Quais substâncias são monitoradas durante o teste?
O exame rastreia cinco grupos principais, incluindo anfetaminas, canabinoides (maconha), derivados de cocaína e opiáceos. Medicamentos de uso controlado, como alguns inibidores de apetite ou analgésicos potentes, também podem aparecer no resultado, exigindo a apresentação de laudo médico para justificativa.
Confira outras mudanças importantes previstas para a CNH em 2026:
- Renovação digital: Ampliação do uso da biometria facial para validar a identidade do condutor.
- Aulas remotas: Manutenção de conteúdos teóricos em ambiente virtual para facilitar o acesso.
- Cursos de reciclagem: Implementação de novos módulos focados em direção defensiva para motociclistas.
- Monitoramento de exames: Fiscalização eletrônica mais rígida durante as provas práticas de direção.

O que acontece em caso de resultado positivo?
Caso o laudo identifique a presença de substâncias monitoradas, o candidato fica impedido de emitir o documento por um prazo de até 90 dias. Durante esse período, o processo de habilitação é suspenso, sendo necessário aguardar a desintoxicação biológica para realizar uma nova coleta e prosseguir com as etapas.
O candidato tem o direito garantido de solicitar uma contraprova caso conteste o resultado inicial. De acordo com o Conselho Nacional de Trânsito, a Lei nº 15.153/2025 também facilitou o acesso ao permitir que clínicas de aptidão física funcionem como postos de coleta autorizados em todo o país.
Por que a nova regra é considerada vital para a segurança?
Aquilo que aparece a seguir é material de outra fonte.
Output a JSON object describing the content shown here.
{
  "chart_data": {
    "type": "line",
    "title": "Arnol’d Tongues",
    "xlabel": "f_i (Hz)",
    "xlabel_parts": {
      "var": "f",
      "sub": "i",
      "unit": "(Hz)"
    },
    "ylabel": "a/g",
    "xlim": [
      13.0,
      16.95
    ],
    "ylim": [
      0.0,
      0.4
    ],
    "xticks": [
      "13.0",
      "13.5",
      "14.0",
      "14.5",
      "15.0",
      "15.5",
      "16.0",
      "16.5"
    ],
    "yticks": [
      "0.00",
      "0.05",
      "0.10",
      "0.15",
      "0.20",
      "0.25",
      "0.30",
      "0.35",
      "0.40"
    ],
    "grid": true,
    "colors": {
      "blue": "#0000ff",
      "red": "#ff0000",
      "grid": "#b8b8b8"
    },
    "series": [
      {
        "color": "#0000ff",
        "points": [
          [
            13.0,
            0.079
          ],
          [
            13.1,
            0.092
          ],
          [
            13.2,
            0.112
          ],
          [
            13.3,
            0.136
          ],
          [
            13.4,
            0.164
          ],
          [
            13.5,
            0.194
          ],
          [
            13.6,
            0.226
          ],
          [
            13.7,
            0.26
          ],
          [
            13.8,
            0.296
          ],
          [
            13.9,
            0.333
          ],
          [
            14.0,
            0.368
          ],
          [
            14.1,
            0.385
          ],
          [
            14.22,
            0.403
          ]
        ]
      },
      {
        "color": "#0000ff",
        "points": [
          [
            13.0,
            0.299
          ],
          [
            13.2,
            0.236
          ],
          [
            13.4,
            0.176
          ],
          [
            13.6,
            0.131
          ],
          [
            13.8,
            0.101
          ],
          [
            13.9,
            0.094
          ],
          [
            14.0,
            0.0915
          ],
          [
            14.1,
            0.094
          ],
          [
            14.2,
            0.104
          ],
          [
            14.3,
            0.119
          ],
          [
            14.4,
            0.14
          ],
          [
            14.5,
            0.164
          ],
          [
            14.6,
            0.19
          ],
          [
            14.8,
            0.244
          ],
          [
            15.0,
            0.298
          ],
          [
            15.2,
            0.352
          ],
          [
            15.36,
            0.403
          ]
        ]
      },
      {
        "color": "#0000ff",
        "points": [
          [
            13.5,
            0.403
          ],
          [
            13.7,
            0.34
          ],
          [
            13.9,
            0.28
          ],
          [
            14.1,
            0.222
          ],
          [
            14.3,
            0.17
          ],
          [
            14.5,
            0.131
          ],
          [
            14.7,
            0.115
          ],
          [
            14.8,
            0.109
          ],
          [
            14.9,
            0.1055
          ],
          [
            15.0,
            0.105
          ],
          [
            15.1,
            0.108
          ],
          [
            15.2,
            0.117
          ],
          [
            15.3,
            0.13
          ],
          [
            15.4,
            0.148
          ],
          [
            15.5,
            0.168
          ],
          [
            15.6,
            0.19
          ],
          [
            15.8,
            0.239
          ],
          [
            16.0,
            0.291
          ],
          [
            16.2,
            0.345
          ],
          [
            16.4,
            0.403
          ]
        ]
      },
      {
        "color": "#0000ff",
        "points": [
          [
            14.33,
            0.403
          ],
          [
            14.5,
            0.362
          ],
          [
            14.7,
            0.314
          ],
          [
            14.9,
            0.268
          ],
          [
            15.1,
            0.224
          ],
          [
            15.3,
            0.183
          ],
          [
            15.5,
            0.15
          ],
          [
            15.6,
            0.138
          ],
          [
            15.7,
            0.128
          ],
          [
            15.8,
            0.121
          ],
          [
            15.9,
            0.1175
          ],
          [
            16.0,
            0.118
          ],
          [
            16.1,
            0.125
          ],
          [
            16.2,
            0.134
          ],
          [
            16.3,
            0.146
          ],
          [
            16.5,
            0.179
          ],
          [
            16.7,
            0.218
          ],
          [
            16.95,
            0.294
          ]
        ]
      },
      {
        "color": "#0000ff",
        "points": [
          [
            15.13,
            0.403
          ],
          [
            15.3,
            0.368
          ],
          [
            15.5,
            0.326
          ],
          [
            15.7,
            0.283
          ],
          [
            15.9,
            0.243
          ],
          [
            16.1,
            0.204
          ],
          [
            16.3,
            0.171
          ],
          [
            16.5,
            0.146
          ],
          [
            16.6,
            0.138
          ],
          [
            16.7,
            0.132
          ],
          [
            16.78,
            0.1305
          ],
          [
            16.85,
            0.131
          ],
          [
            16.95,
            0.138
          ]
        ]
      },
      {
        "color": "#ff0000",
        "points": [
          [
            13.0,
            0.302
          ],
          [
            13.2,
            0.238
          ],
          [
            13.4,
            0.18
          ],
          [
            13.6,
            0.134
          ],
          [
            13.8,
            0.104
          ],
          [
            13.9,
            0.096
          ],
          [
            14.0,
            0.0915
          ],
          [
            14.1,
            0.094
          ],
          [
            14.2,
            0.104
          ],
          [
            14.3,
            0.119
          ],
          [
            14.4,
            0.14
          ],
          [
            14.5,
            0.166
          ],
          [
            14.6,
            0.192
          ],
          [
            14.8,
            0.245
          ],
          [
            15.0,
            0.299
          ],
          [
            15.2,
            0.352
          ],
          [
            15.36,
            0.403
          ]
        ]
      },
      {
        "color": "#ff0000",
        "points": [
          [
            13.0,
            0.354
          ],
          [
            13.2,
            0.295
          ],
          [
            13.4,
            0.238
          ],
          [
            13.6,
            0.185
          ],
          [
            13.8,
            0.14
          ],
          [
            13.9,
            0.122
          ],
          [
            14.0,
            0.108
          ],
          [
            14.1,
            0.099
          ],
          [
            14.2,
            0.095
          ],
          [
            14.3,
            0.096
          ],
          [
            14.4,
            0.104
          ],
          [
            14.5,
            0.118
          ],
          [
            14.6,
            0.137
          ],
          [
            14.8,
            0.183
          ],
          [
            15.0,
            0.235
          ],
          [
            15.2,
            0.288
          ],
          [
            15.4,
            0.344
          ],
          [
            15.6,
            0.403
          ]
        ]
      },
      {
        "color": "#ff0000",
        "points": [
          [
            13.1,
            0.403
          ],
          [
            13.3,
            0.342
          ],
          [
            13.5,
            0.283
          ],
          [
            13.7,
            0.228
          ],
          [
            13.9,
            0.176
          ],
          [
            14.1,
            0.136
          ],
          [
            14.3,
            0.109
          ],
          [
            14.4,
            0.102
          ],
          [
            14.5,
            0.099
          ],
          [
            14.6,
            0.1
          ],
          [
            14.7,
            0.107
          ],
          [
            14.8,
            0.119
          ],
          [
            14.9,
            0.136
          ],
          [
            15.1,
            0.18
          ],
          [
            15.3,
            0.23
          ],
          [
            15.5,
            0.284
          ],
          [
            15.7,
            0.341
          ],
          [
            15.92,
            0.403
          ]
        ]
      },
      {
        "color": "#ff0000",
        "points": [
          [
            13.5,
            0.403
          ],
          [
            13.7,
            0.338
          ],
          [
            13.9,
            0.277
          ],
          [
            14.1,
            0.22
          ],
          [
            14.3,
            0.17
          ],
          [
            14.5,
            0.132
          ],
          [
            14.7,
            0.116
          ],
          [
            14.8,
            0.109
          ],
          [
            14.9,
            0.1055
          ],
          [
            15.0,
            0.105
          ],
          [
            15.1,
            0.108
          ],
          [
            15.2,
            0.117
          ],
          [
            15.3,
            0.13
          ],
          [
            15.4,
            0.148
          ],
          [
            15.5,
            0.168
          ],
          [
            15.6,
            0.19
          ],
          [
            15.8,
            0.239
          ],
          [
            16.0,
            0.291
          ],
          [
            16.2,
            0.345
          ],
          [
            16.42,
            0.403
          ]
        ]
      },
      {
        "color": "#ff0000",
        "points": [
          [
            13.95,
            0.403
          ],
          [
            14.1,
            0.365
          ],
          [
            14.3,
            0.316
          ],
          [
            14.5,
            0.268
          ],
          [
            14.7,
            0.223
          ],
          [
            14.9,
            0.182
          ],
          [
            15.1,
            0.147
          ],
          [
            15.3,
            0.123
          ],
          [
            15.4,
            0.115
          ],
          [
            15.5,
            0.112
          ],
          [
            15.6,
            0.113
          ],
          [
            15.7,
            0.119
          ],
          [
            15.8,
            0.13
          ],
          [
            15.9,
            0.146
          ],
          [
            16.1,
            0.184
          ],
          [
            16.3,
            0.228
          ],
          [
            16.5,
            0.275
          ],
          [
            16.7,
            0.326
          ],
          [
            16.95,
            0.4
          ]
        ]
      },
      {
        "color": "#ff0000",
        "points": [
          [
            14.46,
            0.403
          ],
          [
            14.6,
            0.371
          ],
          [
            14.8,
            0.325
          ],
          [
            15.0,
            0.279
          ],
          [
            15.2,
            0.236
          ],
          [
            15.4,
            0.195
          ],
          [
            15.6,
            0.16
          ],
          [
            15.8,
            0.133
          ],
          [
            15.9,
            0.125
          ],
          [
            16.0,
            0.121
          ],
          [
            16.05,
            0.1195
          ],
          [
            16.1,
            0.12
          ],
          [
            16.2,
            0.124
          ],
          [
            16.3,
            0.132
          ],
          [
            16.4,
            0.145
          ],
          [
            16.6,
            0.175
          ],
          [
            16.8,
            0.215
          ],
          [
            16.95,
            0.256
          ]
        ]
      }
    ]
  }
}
O Brasil registrou mais de 33 mil mortes no trânsito em 2023, conforme dados do Observatório Nacional de Segurança Viária (ONSV). Motociclistas representam uma parcela crítica dessas vítimas, e a detecção precoce do uso de entorpecentes é vista como uma barreira eficaz para reduzir sinistros graves nas rodovias.
A opinião pública também parece favorável à mudança: pesquisas indicam que 83% dos brasileiros apoiam o novo exame para tirar a CNH. Ao integrar ciência e fiscalização, o poder público busca criar um ambiente de circulação mais seguro, onde a responsabilidade do condutor começa muito antes de ele assumir o controle do volante.